Two recent events will redefine the Indian economy more than anything else – the Food Security Bill, and the shrinking trend in Indian GDP.

To begin with, Indian agriculture is great. Despite so many hurdles, India is the biggest producer of milk and pulses in the world, and leads in at least 10 other areas substantially. We have world-class research institutes, and sincere scientists, politicians and farmers.

However, the big challenges now are:

Issue 1. The successful passage of the Food Security Bill 2013 – Since more than 50% of people depend on agriculture for their direct incomes, and because 67% of Indian population will be directly covered by the handouts of this Law, it’s profound.

Issue 2. The central role of Indian farmers – The HUGE promises made in the Bill require massive procurement of foodgrains (wheat, rice, coarse cereals) which means our farmers need to work really hard to produce more (since imports are ruled out). Given the extremely low productivity of agriculture in India, this means that in a few months or years from now, the strains will start showing.

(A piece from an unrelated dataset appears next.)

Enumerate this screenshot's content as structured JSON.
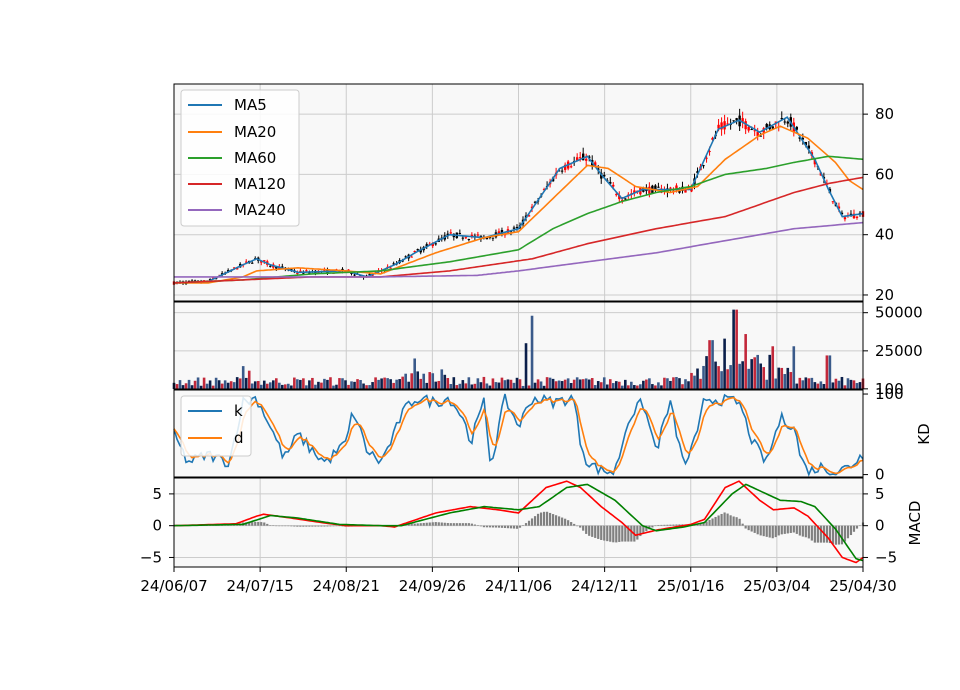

Issue 3. Why our farm productivity is not going to improve anytime soon – The table clearly highlights the structural problem with Indian farm productivity. Majority of the farmers are stuck with very small landholdings due to social, personal and family reasons. Consolidation is the crying need of the hour, but that entails huge social readjustments.

Issue 4. Skewing the farming patterns permanently – Grow more wheat, more rice and more coarse cereals is the implicit message in the new law to all farmers of India. So why bother with growing vegetables? Hence, erratic patterns of vegetable production and an inflationary push is likely.

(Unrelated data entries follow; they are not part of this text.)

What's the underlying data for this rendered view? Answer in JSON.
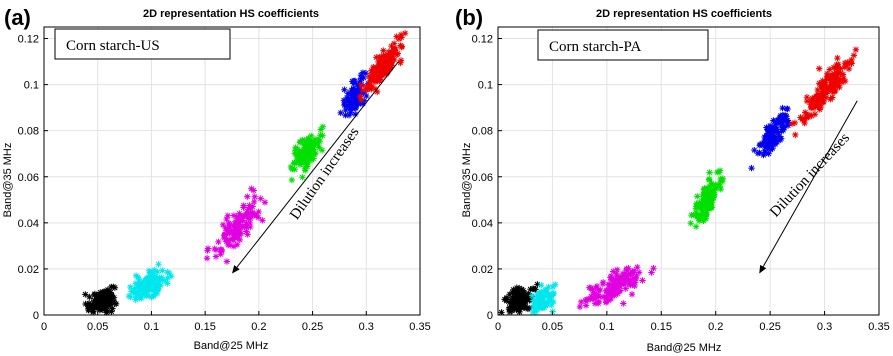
{
  "chart_data": [
    {
      "type": "scatter",
      "panel_label": "(a)",
      "title": "2D representation HS coefficients",
      "xlabel": "Band@25 MHz",
      "ylabel": "Band@35 MHz",
      "xlim": [
        0,
        0.35
      ],
      "ylim": [
        0,
        0.125
      ],
      "xticks": [
        0,
        0.05,
        0.1,
        0.15,
        0.2,
        0.25,
        0.3,
        0.35
      ],
      "xtick_labels": [
        "0",
        "0.05",
        "0.1",
        "0.15",
        "0.2",
        "0.25",
        "0.3",
        "0.35"
      ],
      "yticks": [
        0,
        0.02,
        0.04,
        0.06,
        0.08,
        0.1,
        0.12
      ],
      "ytick_labels": [
        "0",
        "0.02",
        "0.04",
        "0.06",
        "0.08",
        "0.1",
        "0.12"
      ],
      "grid": true,
      "marker": "*",
      "legend_box": "Corn starch-US",
      "annotation": {
        "text": "Dilution increases",
        "arrow_from": [
          0.33,
          0.11
        ],
        "arrow_to": [
          0.175,
          0.018
        ]
      },
      "series": [
        {
          "color": "#000000",
          "cx": 0.053,
          "cy": 0.006,
          "sx": 0.0065,
          "sy": 0.0025,
          "rho": 0.3,
          "n": 130
        },
        {
          "color": "#00e6ee",
          "cx": 0.098,
          "cy": 0.013,
          "sx": 0.009,
          "sy": 0.0032,
          "rho": 0.6,
          "n": 110
        },
        {
          "color": "#e000e0",
          "cx": 0.18,
          "cy": 0.038,
          "sx": 0.011,
          "sy": 0.0065,
          "rho": 0.8,
          "n": 120
        },
        {
          "color": "#00e000",
          "cx": 0.245,
          "cy": 0.071,
          "sx": 0.0065,
          "sy": 0.0045,
          "rho": 0.7,
          "n": 110
        },
        {
          "color": "#0000ee",
          "cx": 0.29,
          "cy": 0.095,
          "sx": 0.0055,
          "sy": 0.0038,
          "rho": 0.6,
          "n": 100
        },
        {
          "color": "#ee0000",
          "cx": 0.315,
          "cy": 0.107,
          "sx": 0.009,
          "sy": 0.0055,
          "rho": 0.85,
          "n": 150
        }
      ]
    },
    {
      "type": "scatter",
      "panel_label": "(b)",
      "title": "2D representation HS coefficients",
      "xlabel": "Band@25 MHz",
      "ylabel": "Band@35 MHz",
      "xlim": [
        0,
        0.35
      ],
      "ylim": [
        0,
        0.125
      ],
      "xticks": [
        0,
        0.05,
        0.1,
        0.15,
        0.2,
        0.25,
        0.3,
        0.35
      ],
      "xtick_labels": [
        "0",
        "0.05",
        "0.1",
        "0.15",
        "0.2",
        "0.25",
        "0.3",
        "0.35"
      ],
      "yticks": [
        0,
        0.02,
        0.04,
        0.06,
        0.08,
        0.1,
        0.12
      ],
      "ytick_labels": [
        "0",
        "0.02",
        "0.04",
        "0.06",
        "0.08",
        "0.1",
        "0.12"
      ],
      "grid": true,
      "marker": "*",
      "legend_box": "Corn starch-PA",
      "annotation": {
        "text": "Dilution increases",
        "arrow_from": [
          0.33,
          0.093
        ],
        "arrow_to": [
          0.24,
          0.018
        ]
      },
      "series": [
        {
          "color": "#000000",
          "cx": 0.02,
          "cy": 0.006,
          "sx": 0.0055,
          "sy": 0.003,
          "rho": 0.3,
          "n": 120
        },
        {
          "color": "#00e6ee",
          "cx": 0.042,
          "cy": 0.007,
          "sx": 0.0045,
          "sy": 0.003,
          "rho": 0.4,
          "n": 70
        },
        {
          "color": "#e000e0",
          "cx": 0.11,
          "cy": 0.013,
          "sx": 0.015,
          "sy": 0.0045,
          "rho": 0.75,
          "n": 140
        },
        {
          "color": "#00e000",
          "cx": 0.192,
          "cy": 0.05,
          "sx": 0.007,
          "sy": 0.0055,
          "rho": 0.75,
          "n": 120
        },
        {
          "color": "#0000ee",
          "cx": 0.253,
          "cy": 0.078,
          "sx": 0.0065,
          "sy": 0.0045,
          "rho": 0.65,
          "n": 110
        },
        {
          "color": "#ee0000",
          "cx": 0.3,
          "cy": 0.097,
          "sx": 0.011,
          "sy": 0.0065,
          "rho": 0.88,
          "n": 170
        }
      ]
    }
  ]
}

Issue 5. Shrinking GDP growth rate – ‘7% plus annual GDP growth rate guaranteed’ period is gone forever. Fuelled in no insignificant part by large global fund flows courtesy easy monetary policies of the West, India enjoyed while the fun lasted. Now, we need to work hard at the basics to get to that level of growth. And that is easier said than done.

Issue 6. Borrow more, Print more – Since the food security commitments HAVE to be fulfilled always – there is no sunset clause, and no government dare take on 67% of the population of 1.2 billion (and growing) – this means heavy borrowing or heavy printing of currency may happen frequently. Both imply massive inflation in the short and medium term. That inflation will hurt everyone – even the poor.

All these together mean we are in for a long stretch of painful readjustment. Tighten your seats, ladies and gentlemen!